Sunday, 14 January 2018

Hue and Cry 1947 - Film Review


LAST NIGHT, while bored and nothing on TV I took to YouTube and the internet for some film I could save for times like this and even with hundreds of channels to view. I end up checking films made by Ealing Studios where many a British classics film was made.

I was drawn towards the 1947 film “Hue and Cry” and some good old boys own stuff. Looking at other films made that year there was the fantastic “Frieda” about a German woman marrying an RAF pilot after the war and coming to England. Another film and equally as good” It Always Rains on Sunday” starring (Googie Withers) as a former barmaid married to a middle-aged man who has two teenage daughters from a previous marriage. Her former lover/boyfriend, escapes from prison and seeks her out for help and I would highly recommend them both if you get the chance to see them.

Back then and when I was growing up in the sixties and early seventies comics were the king most kids read them I know I did and that gives us the start of the plot of the film, comics.

Hue and Cry centres on the young Joe Kirby played by Harry Fowler who with a gang of kids who play in and around the bomb sites of London. Jack Warner he of 'Dixon of Dock Green' where he was later to play a loveable copper is the baddie in this film. The Crooks were passing information between each other via a boy’s comic strip the smart Joe stumbles on to it even going to the police but no one believes him.

On unmasking this plot, when Joe unknowingly, trusts Warner who then kidnaps him, the chums manage to 'shanghai' a radio station microphone and set out the call: "Calling all boys - go to (Can't remember location!) for an adventure!" the next scene shows boys dropping everything - literally, the boy drops his mum's shopping, another's about to kiss a girl and runs off, etc.! Excellent scene! It turns out one of the comic's staff was obviously in on it.

There's a nice scene where the boys tie up one of the baddies, and set out to torture her for the information - this isn't as bad as it sounds, they can't really bring themselves to be vicious, so she's seen being tickled by a feather on her feet! Not impressed or bothered at all, one of the boys brings out his mouse - and 'being a woman', she squeals in more ways than one! Although that sounds like an easy scene it was quite amusing!

The 'boys' who do have a girl among them she is trying hard to be accepted by the boys.

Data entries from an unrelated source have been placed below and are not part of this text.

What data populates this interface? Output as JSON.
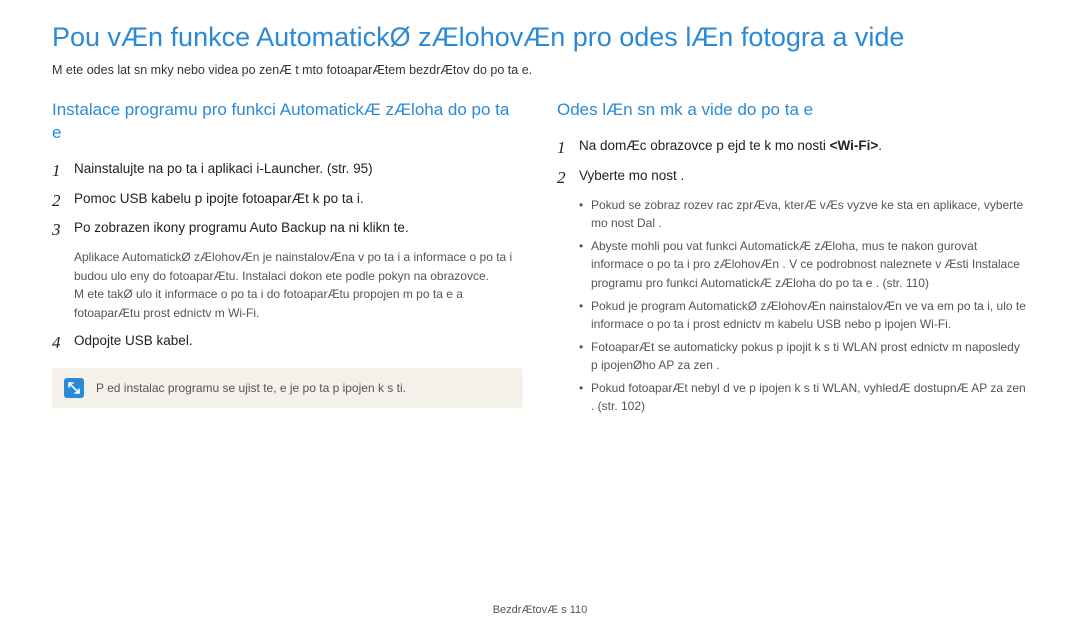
{
  "title": "Pou vÆn funkce AutomatickØ zÆlohovÆn pro odes lÆn fotogra a vide",
  "intro": "M ete odes lat sn mky nebo videa po zenÆ t mto fotoaparÆtem bezdrÆtov do po ta e.",
  "left": {
    "heading": "Instalace programu pro funkci AutomatickÆ zÆloha do po ta e",
    "steps": [
      {
        "num": "1",
        "text": "Nainstalujte na po ta i aplikaci i-Launcher. (str. 95)"
      },
      {
        "num": "2",
        "text": "Pomoc USB kabelu p ipojte fotoaparÆt k po ta i."
      },
      {
        "num": "3",
        "text": "Po zobrazen ikony programu Auto Backup na ni klikn te.",
        "note": "Aplikace AutomatickØ zÆlohovÆn je nainstalovÆna v po ta i a informace o po ta i budou ulo eny do fotoaparÆtu. Instalaci dokon ete podle pokyn na obrazovce.\nM ete takØ ulo it informace o po ta i do fotoaparÆtu propojen m po ta e a fotoaparÆtu prost ednictv m Wi-Fi."
      },
      {
        "num": "4",
        "text": "Odpojte USB kabel."
      }
    ],
    "notebox": "P ed instalac programu se ujist te, e je po ta p ipojen k s ti."
  },
  "right": {
    "heading": "Odes lÆn sn mk a vide do po ta e",
    "steps": [
      {
        "num": "1",
        "text_before": "Na domÆc obrazovce p ejd te k mo nosti",
        "text_bold": "<Wi-Fi>",
        "text_after": "."
      },
      {
        "num": "2",
        "text": "Vyberte mo nost     .",
        "bullets": [
          "Pokud se zobraz rozev rac zprÆva, kterÆ vÆs vyzve ke sta en aplikace, vyberte mo nost Dal .",
          "Abyste mohli pou vat funkci AutomatickÆ zÆloha, mus te nakon gurovat informace o po ta i pro zÆlohovÆn . V ce podrobnost naleznete v Æsti Instalace programu pro funkci AutomatickÆ zÆloha do po ta e . (str. 110)",
          "Pokud je program AutomatickØ zÆlohovÆn nainstalovÆn ve va em po ta i, ulo te informace o po ta i prost ednictv m kabelu USB nebo p ipojen Wi-Fi.",
          "FotoaparÆt se automaticky pokus p ipojit k s ti WLAN prost ednictv m naposledy p ipojenØho AP za zen .",
          "Pokud fotoaparÆt nebyl d ve p ipojen k s ti WLAN, vyhledÆ dostupnÆ AP za zen . (str. 102)"
        ]
      }
    ]
  },
  "footer": "BezdrÆtovÆ s 110"
}
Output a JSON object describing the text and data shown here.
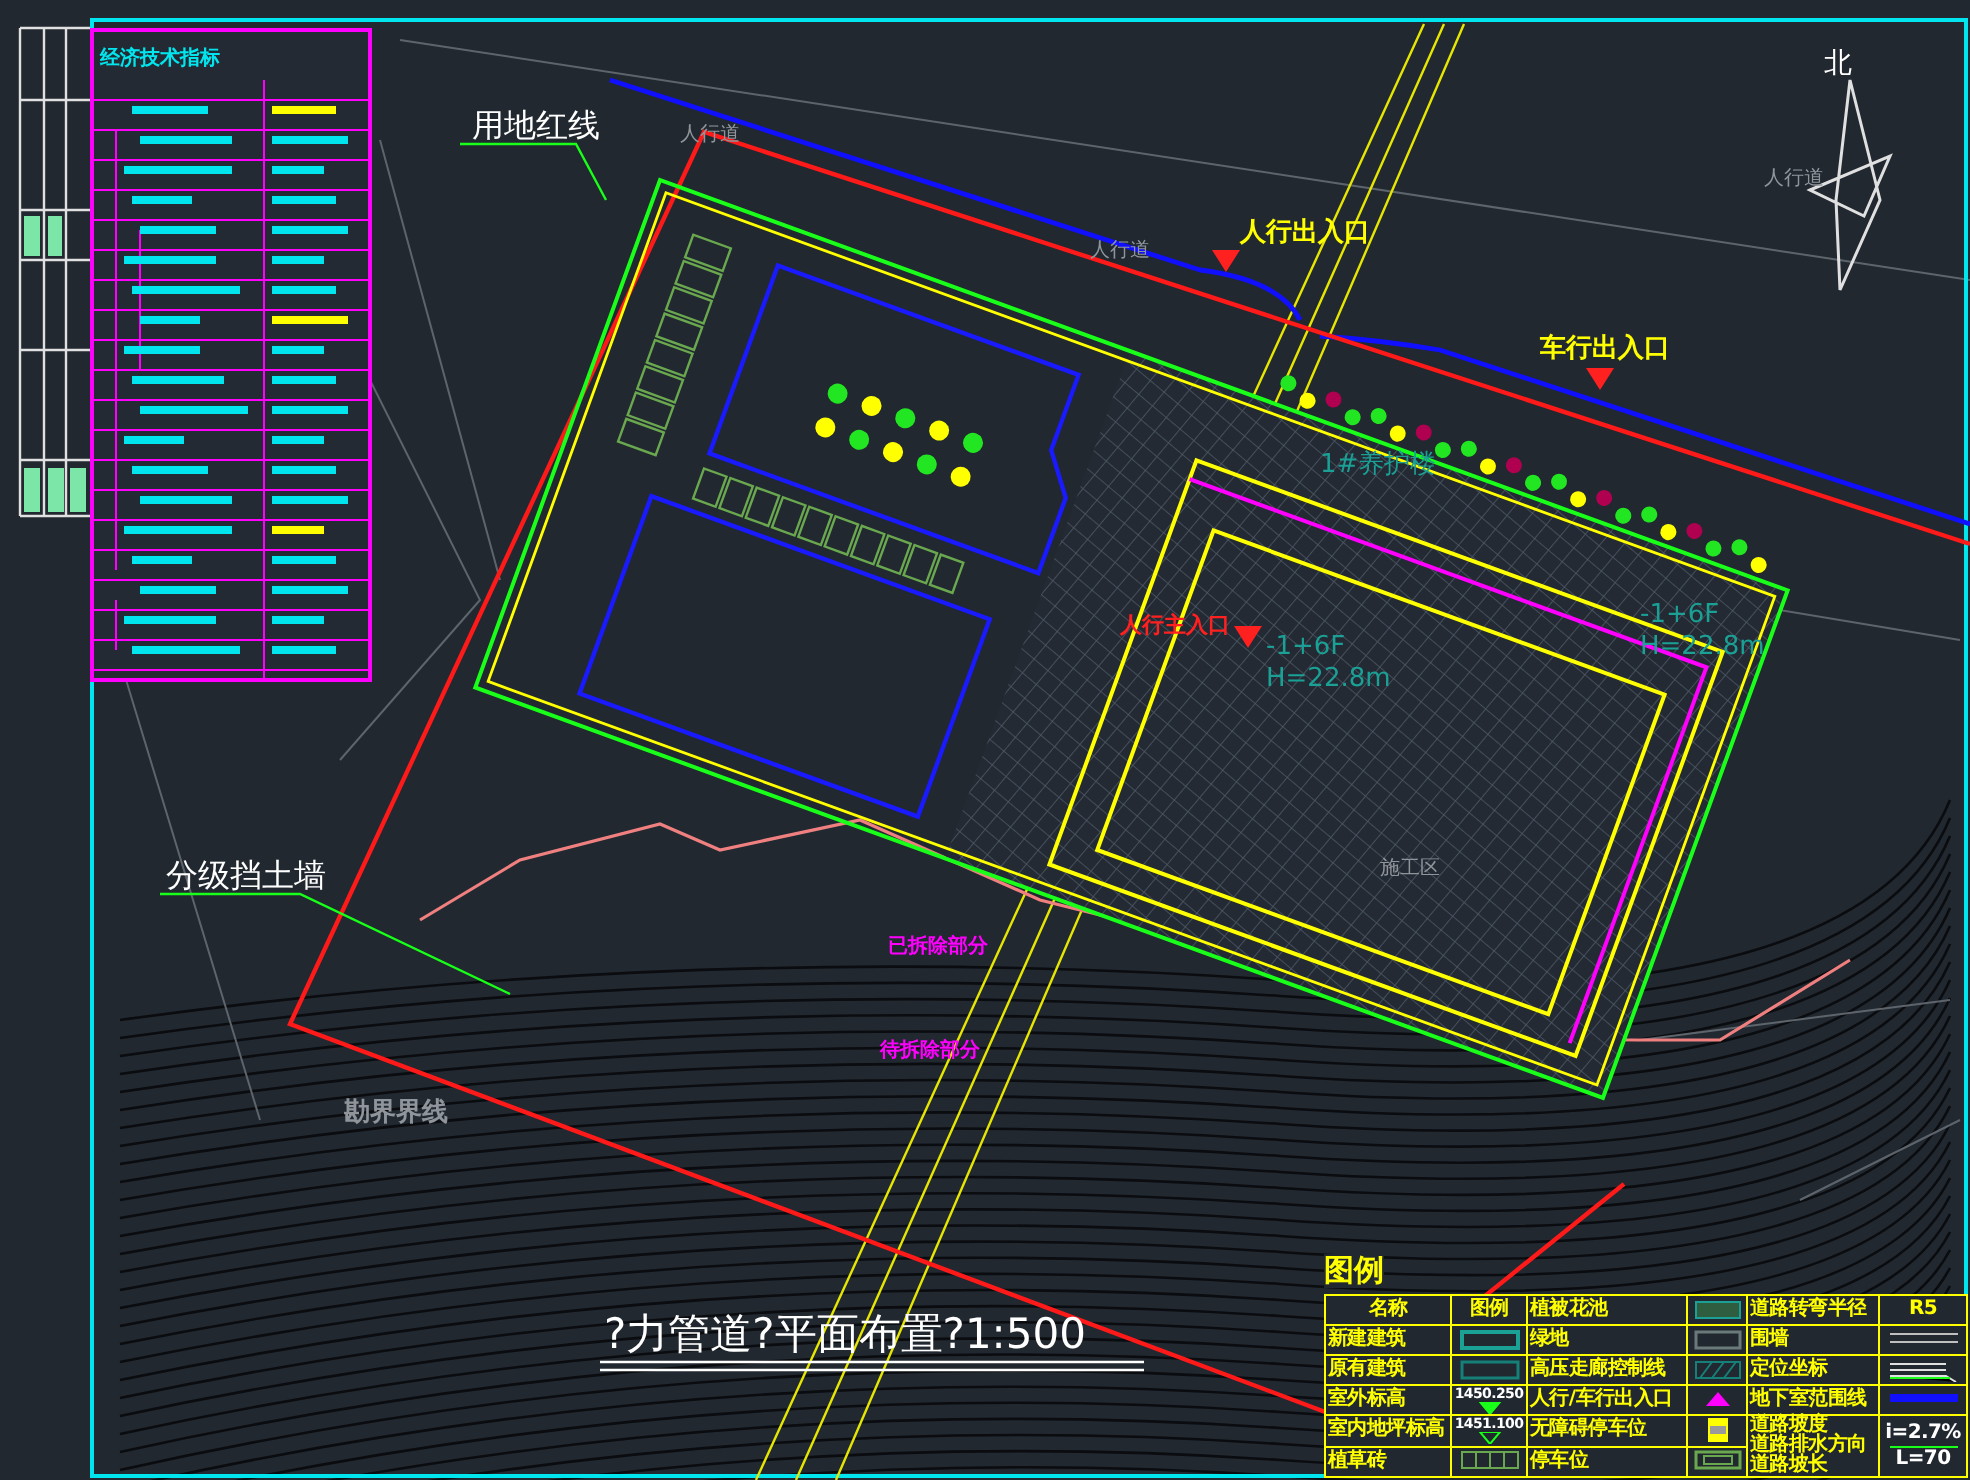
{
  "title": "?力管道?平面布置?1:500",
  "north_label": "北",
  "indicators_table": {
    "title": "经济技术指标"
  },
  "annotations": [
    {
      "text": "用地红线",
      "kind": "callout"
    },
    {
      "text": "分级挡土墙",
      "kind": "callout"
    },
    {
      "text": "勘界界线",
      "kind": "boundary"
    },
    {
      "text": "人行出入口",
      "kind": "entrance"
    },
    {
      "text": "车行出入口",
      "kind": "entrance"
    },
    {
      "text": "人行主入口",
      "kind": "main-entrance"
    },
    {
      "text": "1#养护楼",
      "kind": "building"
    },
    {
      "text": "-1+6F",
      "kind": "building"
    },
    {
      "text": "H=22.8m",
      "kind": "building"
    },
    {
      "text": "施工区",
      "kind": "area"
    },
    {
      "text": "人行道",
      "kind": "road"
    },
    {
      "text": "人行道",
      "kind": "road"
    },
    {
      "text": "人行道",
      "kind": "road"
    },
    {
      "text": "已拆除部分",
      "kind": "demolition"
    },
    {
      "text": "待拆除部分",
      "kind": "demolition"
    },
    {
      "text": "-1+6F",
      "kind": "building"
    },
    {
      "text": "H=22.8m",
      "kind": "building"
    }
  ],
  "legend": {
    "title": "图例",
    "header": [
      "名称",
      "图例"
    ],
    "groups": [
      [
        {
          "name": "新建建筑",
          "kind": "new-building"
        },
        {
          "name": "原有建筑",
          "kind": "existing-building"
        },
        {
          "name": "室外标高",
          "kind": "outdoor-elevation",
          "value": "1450.250"
        },
        {
          "name": "室内地坪标高",
          "kind": "indoor-elevation",
          "value": "1451.100"
        },
        {
          "name": "植草砖",
          "kind": "grass-paver"
        }
      ],
      [
        {
          "name": "植被花池",
          "kind": "planter"
        },
        {
          "name": "绿地",
          "kind": "lawn"
        },
        {
          "name": "高压走廊控制线",
          "kind": "hatch"
        },
        {
          "name": "人行/车行出入口",
          "kind": "entrance"
        },
        {
          "name": "无障碍停车位",
          "kind": "accessible-parking"
        },
        {
          "name": "停车位",
          "kind": "parking"
        }
      ],
      [
        {
          "name": "道路转弯半径",
          "kind": "text",
          "value": "R5"
        },
        {
          "name": "围墙",
          "kind": "wall"
        },
        {
          "name": "定位坐标",
          "kind": "coordinate"
        },
        {
          "name": "地下室范围线",
          "kind": "basement-line"
        },
        {
          "names": [
            "道路坡度",
            "道路排水方向",
            "道路坡长"
          ],
          "kind": "slope",
          "slope": "i=2.7%",
          "length": "L=70"
        }
      ]
    ]
  }
}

There is the larger than life Alistair Sim to provide that added dimension of playful eccentricity in the person of the innocent writer who is completely unaware of the use to which his stories are being put. It all leads via a scene in the London sewers, predating "The Third Man", to the glorious climax where all the boys of the capital and one girl descend, quite literally in one case, on the baddies. And what better to round it all off than a shot of angelic choirboys, bandaged, black eyed and gap toothed, singing "Wings of a Dove!"